Een waan is letterlijk een vorm van waanzin. Maar godsdienstwaan is een apart fenomeen dat ook in Nederland ooit heeft bestaan en ook wetenschappelijk is onderzocht. Je zou zeggen: godsdienstwaan is een waan in het kwadraat, maar dat is niet zo. Freuds projectie-theorie staat in feite los van het onderzoek naar de verspreiding van godsdienstwaan. Dit onderzoek baseert zich doorgaans op ‘psychologische inductie’. Dit psychologisch fenomeen biedt een adequate verklaring voor de besmettelijkheid van de – in feite – psychotische vormen van de waan, waartoe ook de godsdienstwaan behoort, zonder dat daarmee gezegd is dat dat ook godsgeloof op zich een waan, illusie of projectie berust.
De mens is geneigd om te geloven wat hem goed dunkt. Het nuttige is goed, het begeerde is juist, het gewenste is werkelijk. Zo zijn suggestie en autosuggestie de wezensproblemen niet alleen van de massapsychologie, maar ook van de religie en wellicht zelfs van het dagelijks leven. Ieder mens is van nature geneigd om te geloven. De geloofshouding is de oorspronkelijke existentiële houding. Sterker nog, zonder geloof zou het leven in een gemeenschap onmogelijk zijn. En elk geloof is in wezen een aanname van iets waar het verstand vooralsnog geen sluitende verklaring voor heeft. Anders gezegd, een aanname van een fictie.
Hans Vaihinger (1852-1933) was een neokantiaans, Duits filosoof die ook wel de ‘filosoof van het fictionalisme’ is genoemd. Hij ging er vanuit dat alles wat de geest ter verklaring van de wereld bedenkt in feite verzinsels zijn, of anders gezegd: ficties. Je kunt ook zeggen elke verklaring van de wereld is in laatste instantie een waandenkbeeld van de geest. Zo’n waandenkbeeld is niet een fictie, in de zin van een ‘verzinsel’ dat een kritische geest als zodanig dient te ontmaskeren. Dat zijn slechts de ‘halve ficties’, de ‘semi-verzinsels’, die als verklaring slechts voorlopige geldigheid hebben, zodat de geest weer even vooruit kan, en die uiteindelijk als een ‘alsof-verklaring’ ontmaskerd dienen te worden.

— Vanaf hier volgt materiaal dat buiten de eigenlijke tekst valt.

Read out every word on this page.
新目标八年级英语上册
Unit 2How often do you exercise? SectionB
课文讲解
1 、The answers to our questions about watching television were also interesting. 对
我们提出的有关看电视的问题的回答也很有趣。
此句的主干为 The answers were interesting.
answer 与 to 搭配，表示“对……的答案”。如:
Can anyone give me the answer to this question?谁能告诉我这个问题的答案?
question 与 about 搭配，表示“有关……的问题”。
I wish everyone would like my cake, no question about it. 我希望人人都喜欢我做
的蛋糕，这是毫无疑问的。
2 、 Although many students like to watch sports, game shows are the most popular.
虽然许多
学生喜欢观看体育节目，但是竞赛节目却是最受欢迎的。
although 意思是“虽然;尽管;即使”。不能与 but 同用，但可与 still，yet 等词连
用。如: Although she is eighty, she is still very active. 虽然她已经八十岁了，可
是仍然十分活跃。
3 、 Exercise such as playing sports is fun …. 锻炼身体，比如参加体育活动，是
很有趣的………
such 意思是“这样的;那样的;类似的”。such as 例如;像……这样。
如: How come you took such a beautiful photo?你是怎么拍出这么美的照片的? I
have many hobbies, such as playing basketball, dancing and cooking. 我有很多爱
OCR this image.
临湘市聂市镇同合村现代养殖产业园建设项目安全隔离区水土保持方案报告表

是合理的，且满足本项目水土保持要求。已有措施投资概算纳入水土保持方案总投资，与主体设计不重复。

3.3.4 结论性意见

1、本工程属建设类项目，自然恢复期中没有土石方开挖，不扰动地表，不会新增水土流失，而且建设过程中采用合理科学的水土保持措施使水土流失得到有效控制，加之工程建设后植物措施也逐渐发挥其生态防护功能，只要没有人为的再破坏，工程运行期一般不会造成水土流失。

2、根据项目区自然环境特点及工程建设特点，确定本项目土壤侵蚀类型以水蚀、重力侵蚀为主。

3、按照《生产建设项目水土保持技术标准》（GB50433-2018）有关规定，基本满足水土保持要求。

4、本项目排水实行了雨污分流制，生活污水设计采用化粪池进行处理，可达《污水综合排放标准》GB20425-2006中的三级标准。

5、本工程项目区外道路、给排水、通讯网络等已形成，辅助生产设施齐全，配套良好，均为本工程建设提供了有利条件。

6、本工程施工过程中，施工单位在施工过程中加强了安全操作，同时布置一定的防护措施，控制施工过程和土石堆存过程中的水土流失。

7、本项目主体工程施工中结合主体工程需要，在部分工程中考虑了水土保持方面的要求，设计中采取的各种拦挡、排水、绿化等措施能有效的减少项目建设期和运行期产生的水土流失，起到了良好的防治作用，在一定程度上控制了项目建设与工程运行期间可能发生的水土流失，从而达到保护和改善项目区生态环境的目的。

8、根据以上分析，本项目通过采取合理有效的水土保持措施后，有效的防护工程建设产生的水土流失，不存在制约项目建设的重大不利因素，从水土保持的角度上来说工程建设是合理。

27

Het denken begint altijd met kleine, fictionele afwijkingen van de werkelijkheid en wordt dan allengs voortvarender en stoutmoediger, om te eindigen met met pure waan-constructies die niet alleen tegengesteld zijn aan naar de feiten, maar ook zichzelf volledig tegenspreken. De eerste stappen van het denken zijn slechts de tussenstappen op weg naar ‘de ware waan,’ zoals de metafoor een tussenstap is naar de wiskundige formule. En zoals religie en kunst tussenstappen zijn naar de wetenschap als ware waan van de werkelijkheid. De echte verzinsels waarmee wij de wereld tegemoet treden zijn niet alleen volledig in tegenspraak met de werkelijkheid – wat dat woord ‘werkelijkheid’ ook betekenen mag – maar ook in tegenspraak met zichzelf. Zo bezien zijn de quantumfysica en de relativiteitstheorie ‘de ware wanen’ waarmee de hedendaagse mens het vooralsnog zal moeten doen.
Het denken van Vaihinger zet de geest terug op het spoor van de waan. Het is een waangedachte dat het denken ons uiteindelijk van dit spoor wegvoert naar de wereld. Niet het denken, maar de waan brengt ons terug naar de wereld die met zichzelf per definitie in tegenspraak is. Zo is de waan uiteindelijk een contractio in terminis en tegelijk ook van eminent belang om het bestaan draagbaar te maken. Wanen zijn broodnodig. Zonder wanen kunnen we niet leven. De waan is de kerosine waar onze geestelijke vermogens op draaien. De kritische houding is altijd secundair. Instemming en geloof zijn resultanten van een proces van suggestie en autosuggestie, waarbij niet zozeer de inhoud van een geloofsinhoud van belang is, maar de ongrijpbare totaliteit van de persoon of de zaak waaraan men geloof en waarde hecht.